Körü körüne bağlanma, sevdiği lideri, hocası vs. hiçbir sorgudan geçirmeden her dediğini kabul etme, itiraz etmeme... Diyorsa vardır bir bildiği, yapıyorsa boşa yapmaz anlayışı...

Sanırım doğu toplumlarının en temel sorunlarından biri... En ufak bir eleştiriye gelememe, eleştiri yapanları bir anda hain, ırz namus vatan düşmanı ilan etme hastalığı...

Sohbetlerde hocalar ne güzel anlatıyor. Hz. Ömer ile bir kadının mehir konusundaki hikayesini....

Hazret-i Ömer (r.a.), kadına verilen mehrin azami/maksimum miktarını tayin etmek ister ve bu maksatla bir hutbelerinde,"Kadınlara mehir verirken ifrata/aşırıya gitmeyin" der.

Bunun üzerine, cemaatten, onu dinlemekte olan bir kadın şöyle itiraz eder: 'Ey Ömer, senin buna hakkın yok. Zira ayet-i kerimede Cenab-ı Hakk, 'Birisine yüklerle (mehir) vermiş olsanız bile, onun içinden bir şey almayın' (S. Nisa, 20) buyurmuştur.

Hz. Ömer (r.a.)"Ömer yanlış yaptı, kadın doğru söyledi" der ve kadını haklı bulur ve kararından vazgeçer.

Anlatmak kolay da iş uygulamaya geçince sorun var. Birimiz sohbet veren hocaya bunu diyeceğiz. Şıha, şeyhe bunu diyeceğiz. Cumhurbaşkanı, Başbakan, Parti Başkanına bunları diyebileceğiz. Kolay mı Allah aşkına?

İşte geçtiğimiz hafta yanlış bir ifade kullandı Cumhurbaşkanı Tayyip Erdoğan. İslam'ın güncellenmesinden bahsetti.

Salon -Emine Hanım hariç- alkış yağmuruna tuttu. Aynı Erdoğan ertesi gün yanlışını anladı ve haddime değil dedi. Yine aynı kesim alkışladı.

Oysa üslubuyla bunu dile getirmekte ne sakınca var Allah aşkına. Cennetle müjdelenmiş Ömer hata yapıyor, hatasını bir kadın düzeltiyor ve bunu ballandıra ballandıra anlatan hocalar hatadan münezzeh -haşa ve kella-

Fatih'i, Yavuz'u, Kanuni'yi uyaranları anlatıyoruz da benzer uyarıları sosyal medyada incitmeden efendice yaptığınızda başınıza gelmedik kalmıyor.

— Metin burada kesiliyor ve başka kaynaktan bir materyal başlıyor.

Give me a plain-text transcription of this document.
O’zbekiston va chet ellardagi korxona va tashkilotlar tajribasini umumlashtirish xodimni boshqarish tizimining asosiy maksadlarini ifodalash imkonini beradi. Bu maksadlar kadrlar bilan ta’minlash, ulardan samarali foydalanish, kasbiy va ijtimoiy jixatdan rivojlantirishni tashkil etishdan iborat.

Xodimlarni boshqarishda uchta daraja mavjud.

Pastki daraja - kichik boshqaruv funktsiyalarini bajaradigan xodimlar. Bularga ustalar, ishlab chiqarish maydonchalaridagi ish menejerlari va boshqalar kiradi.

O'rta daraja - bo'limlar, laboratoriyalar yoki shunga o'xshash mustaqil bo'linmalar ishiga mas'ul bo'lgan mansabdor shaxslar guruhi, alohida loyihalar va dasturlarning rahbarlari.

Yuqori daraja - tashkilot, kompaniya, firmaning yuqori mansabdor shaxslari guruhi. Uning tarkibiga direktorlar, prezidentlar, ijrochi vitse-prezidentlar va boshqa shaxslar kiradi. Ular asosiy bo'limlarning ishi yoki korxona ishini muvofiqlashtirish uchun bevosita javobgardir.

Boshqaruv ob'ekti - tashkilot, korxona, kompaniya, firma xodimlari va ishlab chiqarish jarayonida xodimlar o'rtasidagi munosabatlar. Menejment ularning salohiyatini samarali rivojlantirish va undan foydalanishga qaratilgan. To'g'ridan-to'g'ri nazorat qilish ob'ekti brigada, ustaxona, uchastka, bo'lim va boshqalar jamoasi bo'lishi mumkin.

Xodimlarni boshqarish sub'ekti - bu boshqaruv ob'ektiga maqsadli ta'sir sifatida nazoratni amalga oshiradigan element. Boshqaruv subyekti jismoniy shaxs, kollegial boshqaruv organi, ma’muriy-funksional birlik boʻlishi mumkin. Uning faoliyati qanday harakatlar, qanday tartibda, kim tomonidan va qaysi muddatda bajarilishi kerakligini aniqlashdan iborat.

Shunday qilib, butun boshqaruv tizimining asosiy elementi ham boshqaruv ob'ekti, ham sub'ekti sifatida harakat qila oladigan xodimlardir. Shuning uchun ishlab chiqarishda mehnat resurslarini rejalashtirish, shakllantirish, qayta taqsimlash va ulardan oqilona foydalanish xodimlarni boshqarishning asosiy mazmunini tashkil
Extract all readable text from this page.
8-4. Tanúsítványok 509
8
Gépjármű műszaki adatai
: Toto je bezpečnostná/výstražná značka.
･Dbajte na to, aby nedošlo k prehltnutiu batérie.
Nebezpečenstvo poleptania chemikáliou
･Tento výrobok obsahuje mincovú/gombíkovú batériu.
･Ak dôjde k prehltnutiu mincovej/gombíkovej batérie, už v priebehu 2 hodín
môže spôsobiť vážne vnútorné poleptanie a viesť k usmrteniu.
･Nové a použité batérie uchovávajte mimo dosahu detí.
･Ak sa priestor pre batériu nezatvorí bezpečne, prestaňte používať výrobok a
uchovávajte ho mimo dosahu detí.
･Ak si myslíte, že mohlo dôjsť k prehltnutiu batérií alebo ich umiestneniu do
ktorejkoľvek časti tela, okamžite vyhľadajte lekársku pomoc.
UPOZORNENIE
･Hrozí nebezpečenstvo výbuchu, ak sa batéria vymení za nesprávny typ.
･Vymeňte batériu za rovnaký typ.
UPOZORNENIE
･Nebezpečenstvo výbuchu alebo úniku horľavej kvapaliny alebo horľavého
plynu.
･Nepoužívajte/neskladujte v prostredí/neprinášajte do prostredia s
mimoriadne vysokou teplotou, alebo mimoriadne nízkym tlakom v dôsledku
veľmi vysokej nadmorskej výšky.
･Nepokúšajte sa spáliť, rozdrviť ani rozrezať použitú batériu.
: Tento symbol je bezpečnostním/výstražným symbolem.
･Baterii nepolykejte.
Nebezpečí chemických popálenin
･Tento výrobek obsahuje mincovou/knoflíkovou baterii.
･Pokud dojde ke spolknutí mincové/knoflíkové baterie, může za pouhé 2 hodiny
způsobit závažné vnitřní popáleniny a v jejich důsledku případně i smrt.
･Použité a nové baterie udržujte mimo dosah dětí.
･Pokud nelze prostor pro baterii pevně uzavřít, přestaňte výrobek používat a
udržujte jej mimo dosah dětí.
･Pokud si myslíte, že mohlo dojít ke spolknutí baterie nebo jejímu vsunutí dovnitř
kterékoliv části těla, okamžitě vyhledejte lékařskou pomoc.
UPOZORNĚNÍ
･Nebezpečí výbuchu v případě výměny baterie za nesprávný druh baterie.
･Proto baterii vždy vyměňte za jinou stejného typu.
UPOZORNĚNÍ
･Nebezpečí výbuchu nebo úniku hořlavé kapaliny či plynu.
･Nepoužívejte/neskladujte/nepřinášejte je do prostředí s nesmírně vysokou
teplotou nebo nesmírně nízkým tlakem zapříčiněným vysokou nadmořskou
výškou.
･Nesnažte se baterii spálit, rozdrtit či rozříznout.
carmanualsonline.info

Biz eleştirilmekten hoşlanmadığımız için sevdiklerimizin de eleştirilmesine dayanamıyoruz. Ne çocuğumuz, ne anne babamız, ne eşimiz, ne dostumuz kimsenin en ufak dahi uyarısına tahammülümüz yok. Çünkü biz hata yapmayız.

Böyle olunca da parti liderimiz, hocamızın da hata yapamayacağını düşünüp bir anda en ufak bir eleştiride aslan kesiliyoruz onlar için.

Bunu aşmanın yolu da çocuklarımıza eleştirel düşünmeyi öğretmekte... Fakat bunu öğretmenimiz yapmazsa, bunu -tüm tarihi şahsiyetlerimizi adeta hatasız Peygamberane anlatan-tarih kitaplarımız yapmazsa, ailede anne baba yapmazsa çocuklarımız nasıl yapacak ki? Siz de haklısınız...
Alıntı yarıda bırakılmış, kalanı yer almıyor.